1. Technical Field
The present invention relates to a fuel cell system and, more particularly, to the structure of a fuel cell system that facilitates cooling of a stack of the fuel cell system.
2. Description of the Related Art
A fuel cell is a system for producing electric power. In a fuel cell, energy resulting from a chemical reaction between oxygen and hydrogen contained in hydrocarbon-group materials, such as methanol, ethanol, and natural gas, is directly converted into electric energy. A unique characteristic of the fuel cell is that both the electricity generated by the electrochemical reaction between fuel and an oxidizing agent (without involving a combustion process) and its by-product heat may be utilized.
Depending on the type of electrolyte used, a fuel cell is classified into different types as follows: a phosphate fuel cell operating in a range of approximately 150˜200° C.; a molten carbonate fuel cell operating in a range of approximately 600˜700° C.; a solid oxide fuel cell operating at 1000° C. and above; and a polymer electrolyte or alkali fuel cell operating in a range between room temperature and 100° C. Although each of these different types of fuel cells operates using the same principles, they differ in the type of fuel, catalyst and electrolyte used, as well as in their drive temperature.
A polymer electrolyte membrane fuel cell (PEMFC) is presently undergoing development. Compared to other fuel cells, the PEMFC has excellent output characteristics, a low operating temperature, and fast starting and response characteristics. The PEMFC has a wide range of applications, including use in vehicles through utilization of hydrogen made by reforming methanol, natural gas, etc., use in the home and in buildings, and use as a power source in electronic devices.
The basic components of the PEMFC include a stack, a reformer, a fuel tank, and a fuel pump. The stack forms the main body of the fuel cell. The fuel pump supplies fuel in the fuel tank to the reformer. The reformer reforms the fuel during the process of supplying the fuel stored in the fuel tank to the stack, thereby generating hydrogen gas, and then supplies the hydrogen gas to the stack. Accordingly, the PEMFC sends the fuel in the fuel tank to the reformer by operation of the fuel pump, the reformer reforms the fuel to generate hydrogen gas, and the hydrogen gas undergoes an electrochemical reaction with oxygen in the stack, thereby generating electric energy.
Another type of fuel cell is the direct methanol fuel cell (DMFC). The DMFC differs from the PEMFC in that liquid methanol is directly supplied to the stack using this method such that there is no need for a reformer.

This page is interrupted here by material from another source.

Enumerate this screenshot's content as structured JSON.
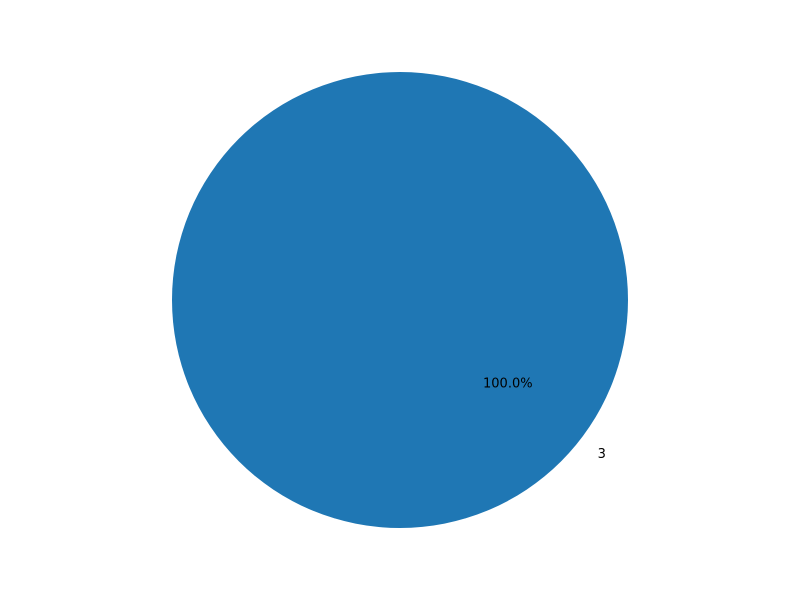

In the above fuel cell systems, the stack (where the generation of electricity takes place) is structured so as to include a few to a few tens of unit cells, each comprising a membrane electrode assembly (MEA) and separators (or bipolar plates) provided on both sides thereof. In the MEA, an anode electrode (also referred to as a “fuel pole” or “oxidation electrode”) and a cathode electrode (also referred to as an “air pole” or “reduction electrode”) are provided in opposition to one another with an electrolyte layer interposed therebetween. The separator functions to provide a pathway through which hydrogen gas and oxygen, which are required for fuel cell reaction, are supplied to the anode electrode and the cathode electrode of the MEA. In addition, the separator functions as a conductor for connecting the anode electrode and cathode electrode of each MEA in series. Accordingly, fuel gas containing hydrogen is supplied to the anode electrode, and oxygen gas containing oxygen is supplied to the cathode electrode via the separator. Through this process, electrochemical oxidation of the fuel gas occurs in the anode electrode, and electrochemical reduction of the oxygen gas occurs in the cathode electrode. Electricity is generated by the movement of electrons which occurs during this process. Heat and moisture are also generated.
In the above fuel cell systems, the stack must be constantly maintained at a suitable temperature in order to ensure stability of the electrolyte layer, as well as to prevent a reduction in overall performance. To realize this, an air-cooling type cooling apparatus is typically used in such a system to cool the stack by blowing air of a relatively low temperature thereon, and then exhausting the resulting heated air.
However, a drawback of the fuel cell system having the air-cooled type cooling structure, as described above, is that the air that is heated by passing through the stack is simply discarded. This is a significant waste of energy.
In addition, only part of the air supplied to the cathode electrode of the MEA through the separator for electricity generation of the stack is reacted, while the rest of this air is unreacted and exhausted in a state containing a large amount of moisture. When this air containing a large amount of moisture is exhausted from the stack to the atmosphere of a relatively low temperature, condensation is generated through contact with the atmosphere. Therefore, additional devices are required to store or re-use the water generated through this process. This increases the size of the system. If the additional device requires operation, heat is generated through this process and electricity consumed, thereby reducing the overall efficiency and performance of the fuel cell system.